The Nineteenth-Century Molyneux’s Boat

Congratulations to M. Bram, N. Iddan, D. Ashkenazi and D. Cvikel, for having their paper “The Nineteenth-Century Molyneux’s Boat: Archaeometallurgical Perspective of its Metal Fastenings”, published in “Metallography, Microstructure, and Analysis” (2020, vol. 9: 721–743), selected as an Editor’s Choice article for 2020! 

Read the full paper here.

The 4.4-m-long vessel designated as Molyneux’s boat was built in England in 1836. During its conservation in 2008, metal fastenings were retrieved, and 12 of them were examined by XRF, metallographic and multifocal light microscopy, microindentation hardness measurement and SEM–EDS analysis.
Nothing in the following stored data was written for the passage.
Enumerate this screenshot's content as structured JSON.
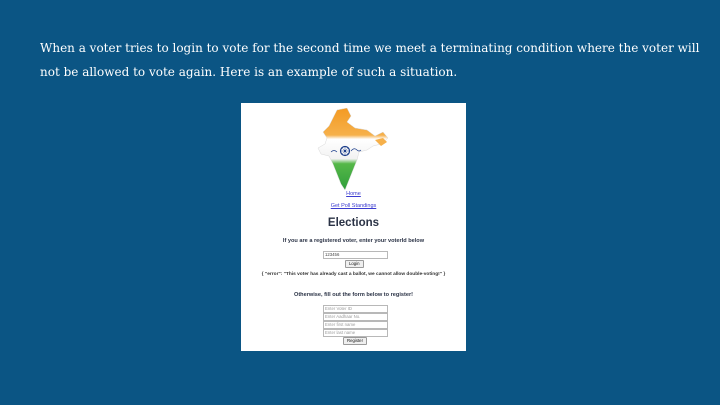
{
  "slide": {
    "text": "When a voter tries to login to vote for the second time we meet a terminating condition where the voter will not be allowed to vote again. Here is an example of such a situation."
  },
  "app": {
    "nav": {
      "home": "Home",
      "poll_standings": "Get Poll Standings"
    },
    "title": "Elections",
    "login": {
      "prompt": "If you are a registered voter, enter your voterId below",
      "voter_id_value": "123456",
      "button": "Login"
    },
    "error_message": "{ \"error\": \"This voter has already cast a ballot, we cannot allow double-voting!\" }",
    "register": {
      "prompt": "Otherwise, fill out the form below to register!",
      "voter_id_placeholder": "Enter Voter ID",
      "aadhaar_placeholder": "Enter Aadhaar No.",
      "first_name_placeholder": "Enter first name",
      "last_name_placeholder": "Enter last name",
      "button": "Register"
    },
    "colors": {
      "saffron": "#f39a22",
      "green": "#2f9e3b",
      "chakra": "#1b3d8a"
    }
  }
}
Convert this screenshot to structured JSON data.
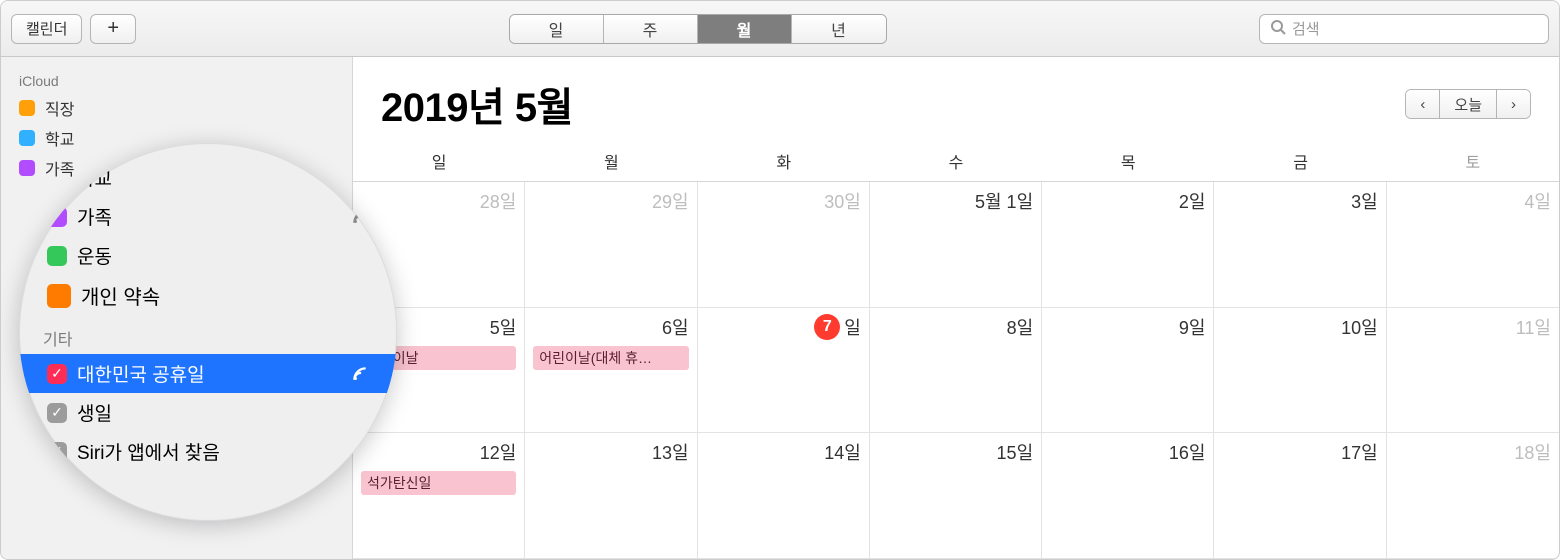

The results show the use of manufacturing techniques developed at different times: the copper fastenings were made by traditional methods—intensive hammering to their final shape followed by annealing; the screws and nuts were made of brass containing ~ 36 wt% Zn and were probably a post-1848 product; and the bolt was made of low-carbon steel (produced by the Bessemer process) and shaped by plastic deformation, perhaps through a thread-rolling process. The bolt was galvanized, thus most probably manufactured after 1856. It appears that the boat was originally built using copper fastenings, and some of which were replaced by galvanized bolts and brass screws during minor refitting.